Seriously?
Shut Up and Pay
In an ostensible effort to combat bot spam on X — which he renamed after buying — Elon Musk has shared his next genius scheme to revitalize the platform: charging new users a fee to post on the website — or really, to do anything at all.
The impending change, which has no official date for being implemented, was first spotted by the X Updates Radar account. It noted that new text was added to the website describing a "small annual fee" that new accounts would be required to pay before they're able to post, like, bookmark, or reply — or essentially, every feature short of simply viewing content on the platform.
Responding to speculation about the text update, Musk confirmed the plan.
"Unfortunately, a small fee for new user write access is the only way to curb the relentless onslaught of bots," Musk wrote. "Current AI (and troll farms) can pass 'are you a bot' with ease."
Temporary Troubles
This would mark a significant shift for a social media platform that has historically been free to use.
Musk says that he's pursuing the idea to cull bots, which no one can deny are a huge problem.
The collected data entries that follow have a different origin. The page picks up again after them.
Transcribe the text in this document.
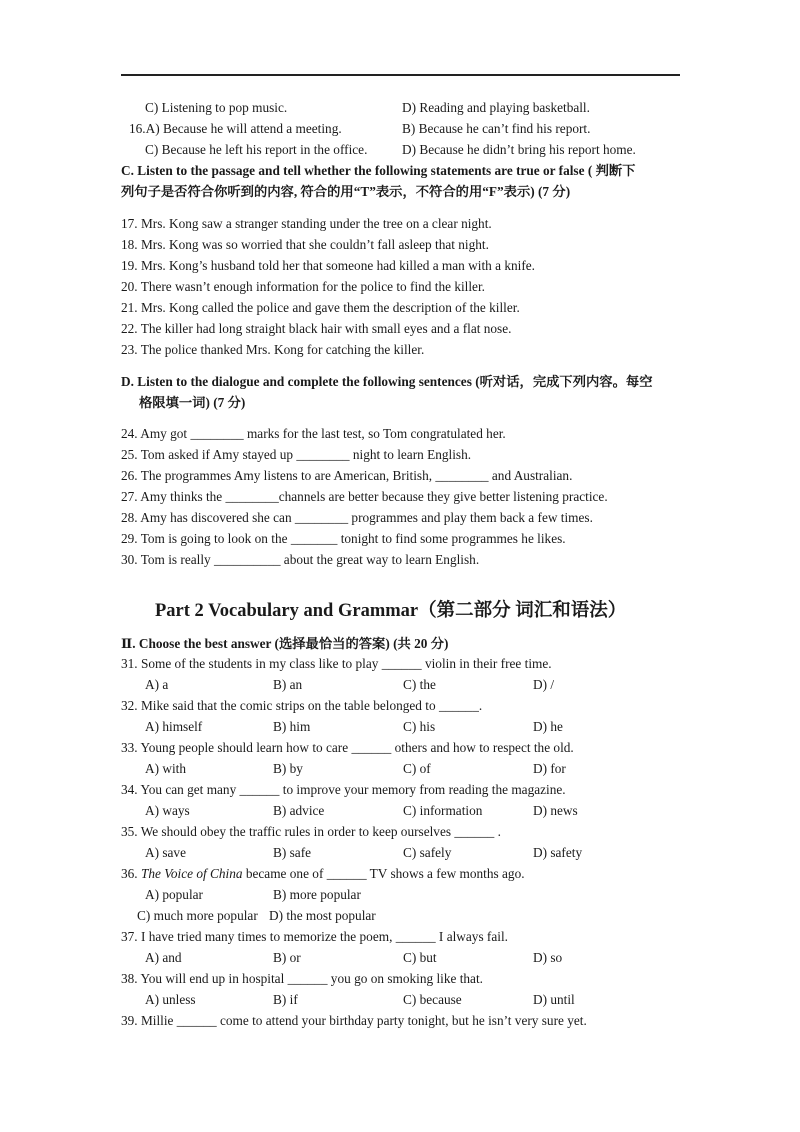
C) Listening to pop music.	D) Reading and playing basketball.
16.A) Because he will attend a meeting.	B) Because he can’t find his report.
C) Because he left his report in the office.	D) Because he didn’t bring his report home.
C. Listen to the passage and tell whether the following statements are true or false ( 判断下
列句子是否符合你听到的内容, 符合的用“T”表示，不符合的用“F”表示) (7 分)
17. Mrs. Kong saw a stranger standing under the tree on a clear night.
18. Mrs. Kong was so worried that she couldn’t fall asleep that night.
19. Mrs. Kong’s husband told her that someone had killed a man with a knife.
20. There wasn’t enough information for the police to find the killer.
21. Mrs. Kong called the police and gave them the description of the killer.
22. The killer had long straight black hair with small eyes and a flat nose.
23. The police thanked Mrs. Kong for catching the killer.
D. Listen to the dialogue and complete the following sentences (听对话，完成下列内容。每空
格限填一词) (7 分)
24. Amy got ________ marks for the last test, so Tom congratulated her.
25. Tom asked if Amy stayed up ________ night to learn English.
26. The programmes Amy listens to are American, British, ________ and Australian.
27. Amy thinks the ________channels are better because they give better listening practice.
28. Amy has discovered she can ________ programmes and play them back a few times.
29. Tom is going to look on the _______ tonight to find some programmes he likes.
30. Tom is really __________ about the great way to learn English.
Part 2 Vocabulary and Grammar（第二部分 词汇和语法）
Ⅱ. Choose the best answer (选择最恰当的答案) (共 20 分)
31. Some of the students in my class like to play ______ violin in their free time.
A) a	B) an	C) the	D) /
32. Mike said that the comic strips on the table belonged to ______.
A) himself	B) him	C) his	D) he
33. Young people should learn how to care ______ others and how to respect the old.
A) with	B) by	C) of	D) for
34. You can get many ______ to improve your memory from reading the magazine.
A) ways	B) advice	C) information	D) news
35. We should obey the traffic rules in order to keep ourselves ______ .
A) save	B) safe	C) safely	D) safety
36. The Voice of China became one of ______ TV shows a few months ago.
A) popular	B) more popular
C) much more popular D) the most popular
37. I have tried many times to memorize the poem, ______ I always fail.
A) and	B) or	C) but	D) so
38. You will end up in hospital ______ you go on smoking like that.
A) unless	B) if	C) because	D) until
39. Millie ______ come to attend your birthday party tonight, but he isn’t very sure yet.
But charging new users is surely an overreach, receiving pushback even among Musk's core followers. Replying to some of that dissent, Musk later clarified that new accounts would eventually be able to post for free after three months, presumably after they'd already paid for that period.
It's unclear how much the fee will be. It also doesn't explain why the updated text describes an "annual fee" when Musk claims that it will only be required for several months. Perhaps he decided to walk back the plan on the spot, as he's done in the past.
"This is only for new users," he reiterated.
Squeezing Money
Paying to use X is an idea that Musk has been floating for years now. In October, it got a limited test in the Philippines and New Zealand, where X charged new users a $1 monthly fee to use the platform's main features.
Most notoriously, in November 2022 Musk repurposed the site's verification program, which granted users the blue checkmark — which had previously indicated that someone really was who they were claiming to be — into a paid $8 monthly subscription for X Premium, then called Twitter Blue. With anyone willing to pay now able to flaunt a checkmark, it immediately led to an influx of impersonators and misinformation.
Nevertheless, it seems that Musk's war on bots and spammers is about to turn a new corner, for better or worse. Given that the site has already been hemorrhaging users and advertisers (though X claims otherwise), we'd guess it's for the worse.